Cezaevlerinden gelen ölüm haberlerine dikkat çekilen basın bildirisinde, “Ölüm sıralarını bekleyen hasta tutsaklardan gelen haberler, sevinçleri ve umutları boğazlarda düğümlendiriyor. Barışın demokrasinin geleceğine olan inancı eritiyor, tüketiyor. Her insanın, insan olmaktan kaynaklı doğal hak olarak, sağlık hizmetlerine ulaşabilir olması gerekir. Ama bu topraklarda cezaevinde bulunmak demek, bu hakkın daha baştan kaybedildiği anlamına gelmektedir. Üzerimize düşen sorumluluğu hatırlatmanın şu anda en acil ve hayati durum olduğunu düşünüyoruz” denildi.

‘AVAZIMIZ ÇIKTIĞI KADAR ‘YETER’ DEMELİYİZ’

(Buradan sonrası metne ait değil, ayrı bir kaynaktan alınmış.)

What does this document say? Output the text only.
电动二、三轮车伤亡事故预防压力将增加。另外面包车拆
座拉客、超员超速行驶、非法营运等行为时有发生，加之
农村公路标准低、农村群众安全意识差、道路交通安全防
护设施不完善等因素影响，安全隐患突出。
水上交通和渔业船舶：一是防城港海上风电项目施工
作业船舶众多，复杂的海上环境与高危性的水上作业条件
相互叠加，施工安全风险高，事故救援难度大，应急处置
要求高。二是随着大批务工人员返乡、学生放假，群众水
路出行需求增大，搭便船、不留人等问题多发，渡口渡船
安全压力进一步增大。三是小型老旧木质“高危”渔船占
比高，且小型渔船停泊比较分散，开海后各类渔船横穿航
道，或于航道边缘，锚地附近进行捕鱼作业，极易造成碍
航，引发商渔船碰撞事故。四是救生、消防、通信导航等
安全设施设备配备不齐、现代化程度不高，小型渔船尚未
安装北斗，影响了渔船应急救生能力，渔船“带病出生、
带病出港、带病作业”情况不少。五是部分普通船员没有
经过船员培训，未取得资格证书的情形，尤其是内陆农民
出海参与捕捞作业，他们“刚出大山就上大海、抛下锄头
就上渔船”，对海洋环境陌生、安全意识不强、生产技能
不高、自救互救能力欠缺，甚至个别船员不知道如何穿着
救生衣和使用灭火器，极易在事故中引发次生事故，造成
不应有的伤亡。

“Onlar bir bir ölüyorlar” denilen basın bildirisinde, şu hususların altı çizildi: “Ölüm cezasının kalktığının söylendiği bu ülkede ölüme ölmeye mahkum olarak sıranın kendilerine gelmesini bekliyorlar. Tedavi olmalarına izin verilmediği için tedavilerinin sağlıklı koşullarda yapılmasına izin ve imkan verilmediği için ölüyorlar. Soğuk taş duvarların ardında sevdiklerinden uzakta vedasız ölüyorlar. Hasta tutsakların ölümünde hepimizin, her birimizin sorumluluğu, utancı var. Tedavi olmaları, ölümlerin önüne geçmek için tüm hasta tutsakların acil olarak tahliye edilmelerini istemek, tahliye isteğimizi gündeme taşımak, bunun için mücadele etmek ertelenmez bir görev, bir sorumluluk. Vicdanlarımız kurumadıysa, yüreğimiz taşlaşmadıysa, tüm insanı duygularımız tükenmediyse tahliyeler için harekete geçmeli, ‘Artık yeter! Êdî bes e!’ diye avazımız çıktığı kadar haykırmalıyız.”